Capehart and Abernathy on congressional bipartisanship, inflation, redistricting

Jonathan Capehart:

I don’t know if there’s any turning back.

Excuse me, Judy.

And I say I don’t know if there’s any turning back because there is an incredible silence among Republican leaders. Leave aside Donald Trump. And no one’s surprised to hear him say what he said about “Hang Mike Pence.”

The problem is in the question is, where is House Minority Leader Kevin McCarthy? Leader is in his title. He should have said something immediately about Congressman Gosar. He should have said something immediately about Congresswoman Marjorie Taylor Greene calling the 13 Republicans who voted for the infrastructure bill — quote — “traitors.”

He should have been out there and should be continuously out there saying: This is not who we are as Republicans. This is not who we are as a party. This is not who we are as a caucus.

Because, if the leader of the caucus doesn’t set an example, rhetorically or even by his actions, then the Paul Gosar and the Marjorie Taylor Greenes are given, no pun intended, green lights to keep doing the things that they’re doing, which is providing — creating an atmosphere of menace around the Capitol that has been there since January 6.

Congresswoman Cori Bush moved her office from next door to Marjorie Taylor Greene because of the menace. Marjorie Taylor Greene has gotten into fights with Congresswoman Ocasio-Cortez, Congresswoman Liz Cheney, Congressman Jamie Raskin.
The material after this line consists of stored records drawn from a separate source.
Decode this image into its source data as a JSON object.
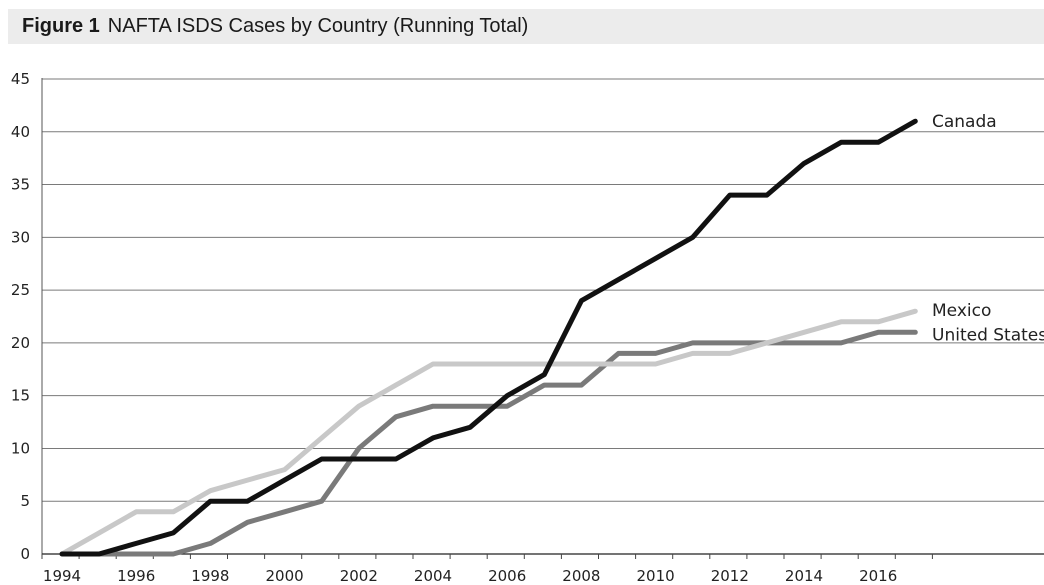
{
  "figure": {
    "label": "Figure 1",
    "caption": "NAFTA ISDS Cases by Country (Running Total)"
  },
  "chart_data": {
    "type": "line",
    "title": "NAFTA ISDS Cases by Country (Running Total)",
    "xlabel": "",
    "ylabel": "",
    "xlim": [
      1994,
      2018
    ],
    "ylim": [
      0,
      45
    ],
    "y_ticks": [
      0,
      5,
      10,
      15,
      20,
      25,
      30,
      35,
      40,
      45
    ],
    "x_ticks": [
      1994,
      1996,
      1998,
      2000,
      2002,
      2004,
      2006,
      2008,
      2010,
      2012,
      2014,
      2016
    ],
    "grid": "horizontal",
    "legend": "direct labels at line ends",
    "x": [
      1994,
      1995,
      1996,
      1997,
      1998,
      1999,
      2000,
      2001,
      2002,
      2003,
      2004,
      2005,
      2006,
      2007,
      2008,
      2009,
      2010,
      2011,
      2012,
      2013,
      2014,
      2015,
      2016,
      2017
    ],
    "series": [
      {
        "name": "Canada",
        "color": "#111111",
        "values": [
          0,
          0,
          1,
          2,
          5,
          5,
          7,
          9,
          9,
          9,
          11,
          12,
          15,
          17,
          24,
          26,
          28,
          30,
          34,
          34,
          37,
          39,
          39,
          41
        ]
      },
      {
        "name": "Mexico",
        "color": "#c8c8c8",
        "values": [
          0,
          2,
          4,
          4,
          6,
          7,
          8,
          11,
          14,
          16,
          18,
          18,
          18,
          18,
          18,
          18,
          18,
          19,
          19,
          20,
          21,
          22,
          22,
          23
        ]
      },
      {
        "name": "United States",
        "color": "#7a7a7a",
        "values": [
          0,
          0,
          0,
          0,
          1,
          3,
          4,
          5,
          10,
          13,
          14,
          14,
          14,
          16,
          16,
          19,
          19,
          20,
          20,
          20,
          20,
          20,
          21,
          21
        ]
      }
    ]
  }
}
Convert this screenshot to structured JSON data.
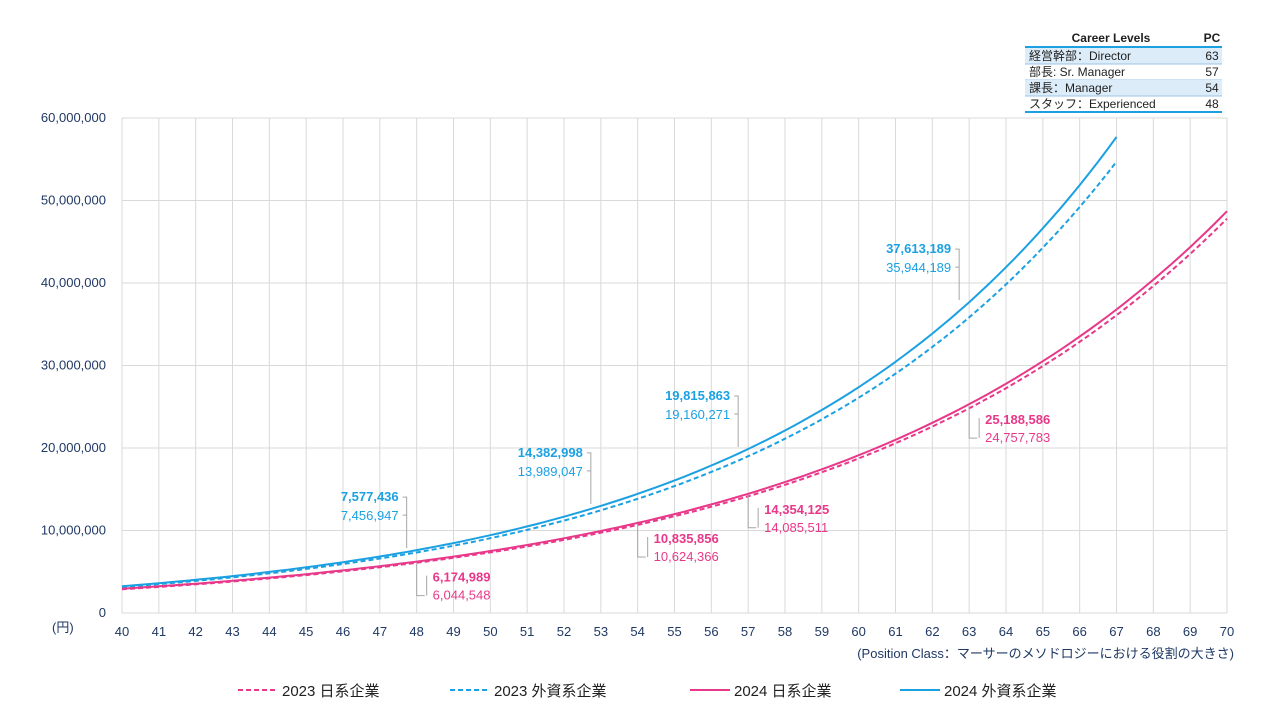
{
  "chart_data": {
    "type": "line",
    "y_unit_label": "(円)",
    "x_caption": "(Position Class：マーサーのメソドロジーにおける役割の大きさ)",
    "xlim": [
      40,
      70
    ],
    "ylim": [
      0,
      60000000
    ],
    "y_ticks": [
      0,
      10000000,
      20000000,
      30000000,
      40000000,
      50000000,
      60000000
    ],
    "y_tick_labels": [
      "0",
      "10,000,000",
      "20,000,000",
      "30,000,000",
      "40,000,000",
      "50,000,000",
      "60,000,000"
    ],
    "x_ticks": [
      40,
      41,
      42,
      43,
      44,
      45,
      46,
      47,
      48,
      49,
      50,
      51,
      52,
      53,
      54,
      55,
      56,
      57,
      58,
      59,
      60,
      61,
      62,
      63,
      64,
      65,
      66,
      67,
      68,
      69,
      70
    ],
    "grid": true,
    "colors": {
      "jp": "#e8388a",
      "foreign": "#1ba1e2",
      "axis_text": "#1f3864",
      "grid": "#d9d9d9"
    },
    "series": [
      {
        "name": "2023 日系企業",
        "group": "jp",
        "dashed": true,
        "x_range": [
          40,
          70
        ],
        "y_start": 2880000,
        "y_end": 47800000,
        "points": [
          {
            "x": 48,
            "y": 6044548
          },
          {
            "x": 54,
            "y": 10624366
          },
          {
            "x": 57,
            "y": 14085511
          },
          {
            "x": 63,
            "y": 24757783
          }
        ]
      },
      {
        "name": "2023 外資系企業",
        "group": "foreign",
        "dashed": true,
        "x_range": [
          40,
          67
        ],
        "y_start": 3150000,
        "y_end": 54700000,
        "points": [
          {
            "x": 48,
            "y": 7456947
          },
          {
            "x": 53,
            "y": 13989047
          },
          {
            "x": 57,
            "y": 19160271
          },
          {
            "x": 63,
            "y": 35944189
          }
        ]
      },
      {
        "name": "2024 日系企業",
        "group": "jp",
        "dashed": false,
        "x_range": [
          40,
          70
        ],
        "y_start": 2950000,
        "y_end": 48700000,
        "points": [
          {
            "x": 48,
            "y": 6174989
          },
          {
            "x": 54,
            "y": 10835856
          },
          {
            "x": 57,
            "y": 14354125
          },
          {
            "x": 63,
            "y": 25188586
          }
        ]
      },
      {
        "name": "2024 外資系企業",
        "group": "foreign",
        "dashed": false,
        "x_range": [
          40,
          67
        ],
        "y_start": 3250000,
        "y_end": 57700000,
        "points": [
          {
            "x": 48,
            "y": 7577436
          },
          {
            "x": 53,
            "y": 14382998
          },
          {
            "x": 57,
            "y": 19815863
          },
          {
            "x": 63,
            "y": 37613189
          }
        ]
      }
    ],
    "annotations": [
      {
        "x": 48,
        "group": "foreign",
        "side": "left",
        "bold": "7,577,436",
        "normal": "7,456,947"
      },
      {
        "x": 53,
        "group": "foreign",
        "side": "left",
        "bold": "14,382,998",
        "normal": "13,989,047"
      },
      {
        "x": 57,
        "group": "foreign",
        "side": "left",
        "bold": "19,815,863",
        "normal": "19,160,271"
      },
      {
        "x": 63,
        "group": "foreign",
        "side": "left",
        "bold": "37,613,189",
        "normal": "35,944,189"
      },
      {
        "x": 48,
        "group": "jp",
        "side": "right",
        "bold": "6,174,989",
        "normal": "6,044,548"
      },
      {
        "x": 54,
        "group": "jp",
        "side": "right",
        "bold": "10,835,856",
        "normal": "10,624,366"
      },
      {
        "x": 57,
        "group": "jp",
        "side": "right",
        "bold": "14,354,125",
        "normal": "14,085,511"
      },
      {
        "x": 63,
        "group": "jp",
        "side": "right",
        "bold": "25,188,586",
        "normal": "24,757,783"
      }
    ],
    "legend": [
      {
        "label": "2023 日系企業",
        "group": "jp",
        "dashed": true
      },
      {
        "label": "2023 外資系企業",
        "group": "foreign",
        "dashed": true
      },
      {
        "label": "2024 日系企業",
        "group": "jp",
        "dashed": false
      },
      {
        "label": "2024 外資系企業",
        "group": "foreign",
        "dashed": false
      }
    ],
    "career_table": {
      "headers": [
        "Career Levels",
        "PC"
      ],
      "rows": [
        {
          "level": "経営幹部：Director",
          "pc": "63"
        },
        {
          "level": "部長: Sr. Manager",
          "pc": "57"
        },
        {
          "level": "課長：Manager",
          "pc": "54"
        },
        {
          "level": "スタッフ：Experienced",
          "pc": "48"
        }
      ]
    }
  }
}
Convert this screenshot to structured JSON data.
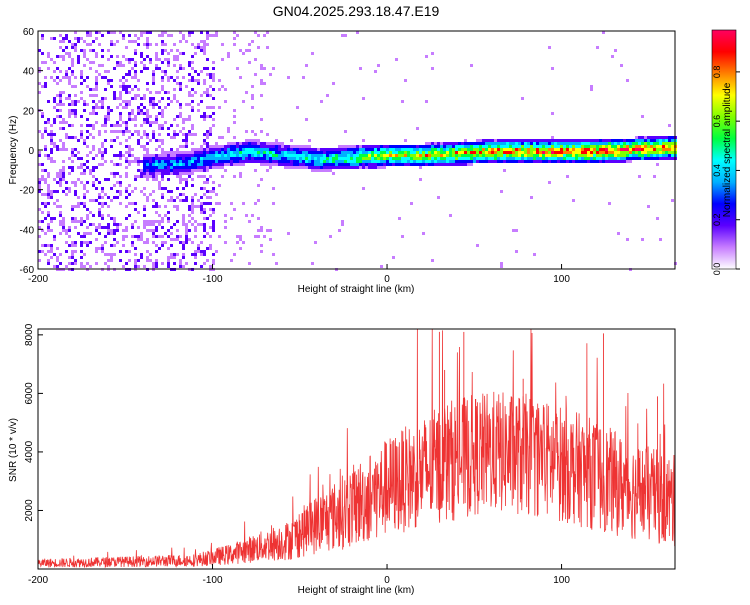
{
  "title": "GN04.2025.293.18.47.E19",
  "chart_data": [
    {
      "type": "heatmap",
      "name": "spectrogram",
      "xlabel": "Height of straight line (km)",
      "ylabel": "Frequency (Hz)",
      "xlim": [
        -200,
        165
      ],
      "ylim": [
        -60,
        60
      ],
      "xticks": [
        "-200",
        "-100",
        "0",
        "100"
      ],
      "xtick_values": [
        -200,
        -100,
        0,
        100
      ],
      "yticks": [
        "60",
        "40",
        "20",
        "0",
        "-20",
        "-40",
        "-60"
      ],
      "ytick_values": [
        60,
        40,
        20,
        0,
        -20,
        -40,
        -60
      ],
      "colorbar": {
        "label": "Normalized spectral amplitude",
        "range": [
          0,
          0.97
        ],
        "ticks": [
          "0.0",
          "0.2",
          "0.4",
          "0.6",
          "0.8"
        ],
        "tick_values": [
          0.0,
          0.2,
          0.4,
          0.6,
          0.8
        ],
        "colors": [
          "#ffffff",
          "#c77dff",
          "#5a00ff",
          "#0000ff",
          "#00b0ff",
          "#00ffff",
          "#00ff40",
          "#80ff00",
          "#ffff00",
          "#ff8000",
          "#ff0000",
          "#ff0060"
        ]
      },
      "signal_band": {
        "x": [
          -140,
          -120,
          -100,
          -80,
          -60,
          -40,
          -20,
          0,
          20,
          40,
          60,
          80,
          100,
          120,
          140,
          165
        ],
        "frequency": [
          -7,
          -6,
          -3,
          0,
          -2,
          -4,
          -3,
          -2,
          -2,
          -1,
          0,
          0,
          0,
          0,
          1,
          2
        ],
        "amplitude": [
          0.35,
          0.4,
          0.45,
          0.5,
          0.45,
          0.5,
          0.6,
          0.7,
          0.75,
          0.8,
          0.85,
          0.88,
          0.9,
          0.9,
          0.9,
          0.85
        ]
      },
      "noise_region": {
        "x_from": -200,
        "x_to": -65,
        "dense_until": -100
      }
    },
    {
      "type": "line",
      "name": "snr",
      "color": "#ee3333",
      "xlabel": "Height of straight line (km)",
      "ylabel": "SNR (10 * v/v)",
      "xlim": [
        -200,
        165
      ],
      "ylim": [
        0,
        8200
      ],
      "xticks": [
        "-200",
        "-100",
        "0",
        "100"
      ],
      "xtick_values": [
        -200,
        -100,
        0,
        100
      ],
      "yticks": [
        "8000",
        "6000",
        "4000",
        "2000"
      ],
      "ytick_values": [
        8000,
        6000,
        4000,
        2000
      ],
      "envelope": {
        "x": [
          -200,
          -150,
          -110,
          -90,
          -70,
          -55,
          -45,
          -30,
          -15,
          0,
          20,
          35,
          60,
          80,
          100,
          120,
          140,
          165
        ],
        "mean": [
          200,
          250,
          300,
          500,
          800,
          1000,
          1400,
          1800,
          2300,
          2800,
          3300,
          3700,
          4000,
          3900,
          3600,
          3200,
          2700,
          2300
        ],
        "spread": [
          150,
          180,
          220,
          350,
          550,
          700,
          950,
          1200,
          1500,
          1700,
          1900,
          2100,
          2100,
          2100,
          2000,
          1900,
          1700,
          1600
        ]
      },
      "peaks": [
        {
          "x": 30,
          "y": 8100
        },
        {
          "x": 44,
          "y": 8100
        },
        {
          "x": 124,
          "y": 8050
        },
        {
          "x": 33,
          "y": 6800
        },
        {
          "x": 78,
          "y": 6500
        },
        {
          "x": 155,
          "y": 5900
        }
      ]
    }
  ]
}
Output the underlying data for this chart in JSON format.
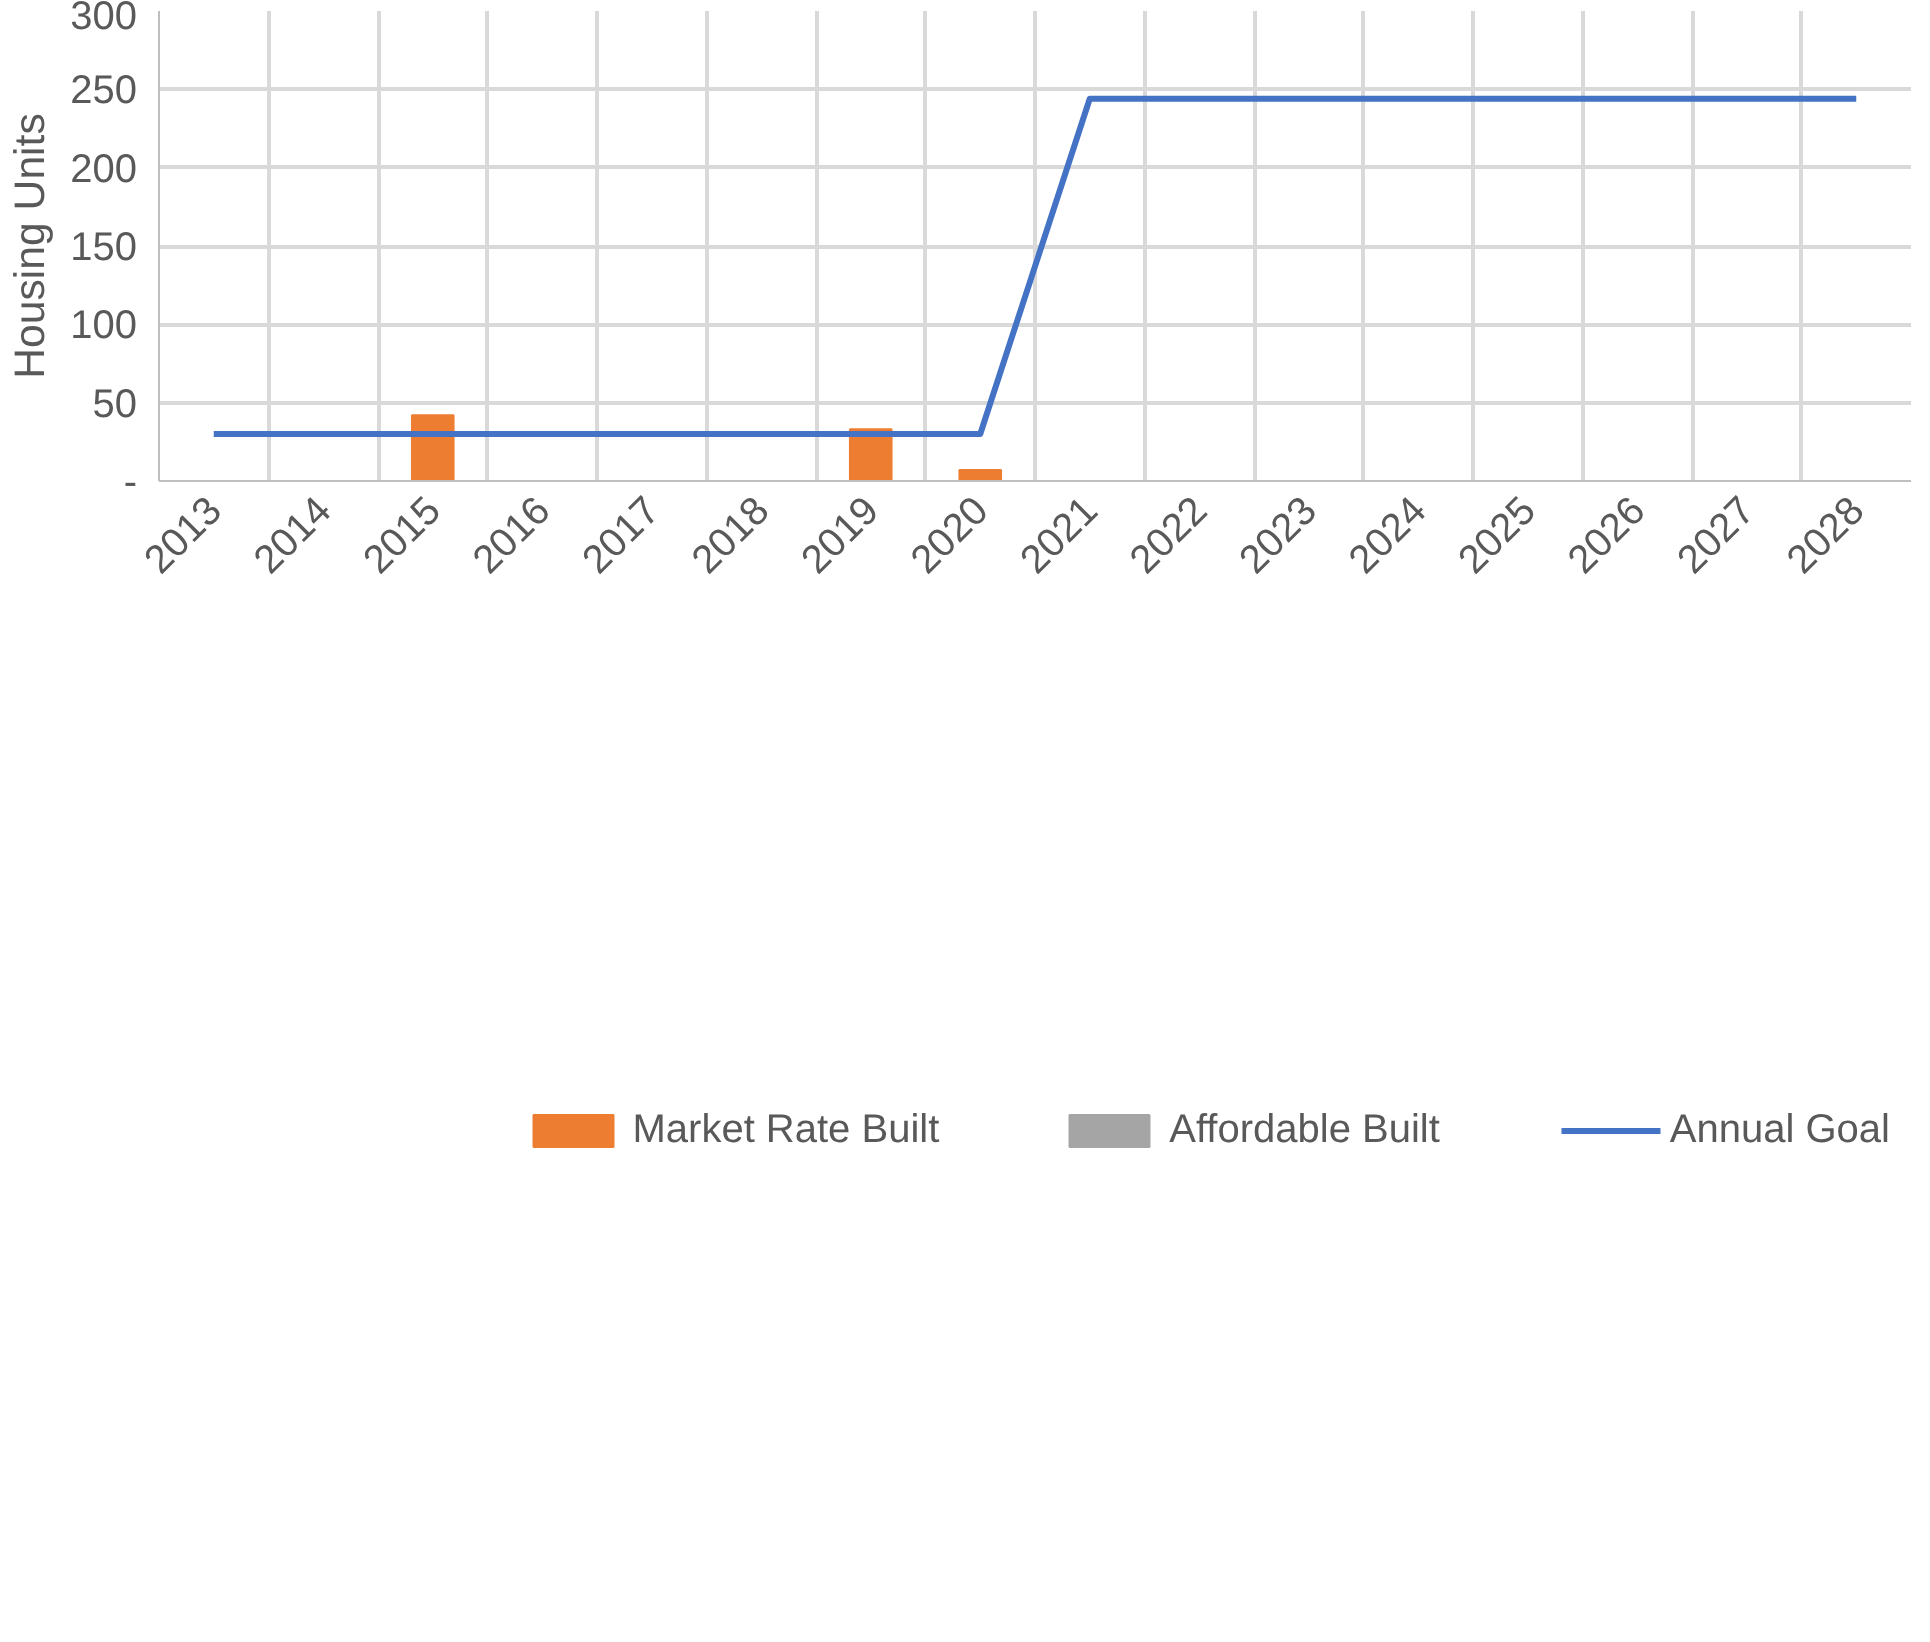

And she’s able to do that because House Minority Leader Kevin McCarthy hasn’t said anything. And the idea that he has not said anything about this Paul Gosar video that Twitter had the good sense to finally take down tells me all I need to know about how fearful and concerned we should be about a Speaker McCarthy if the Republicans take control of the House in next term — in next year’s midterms.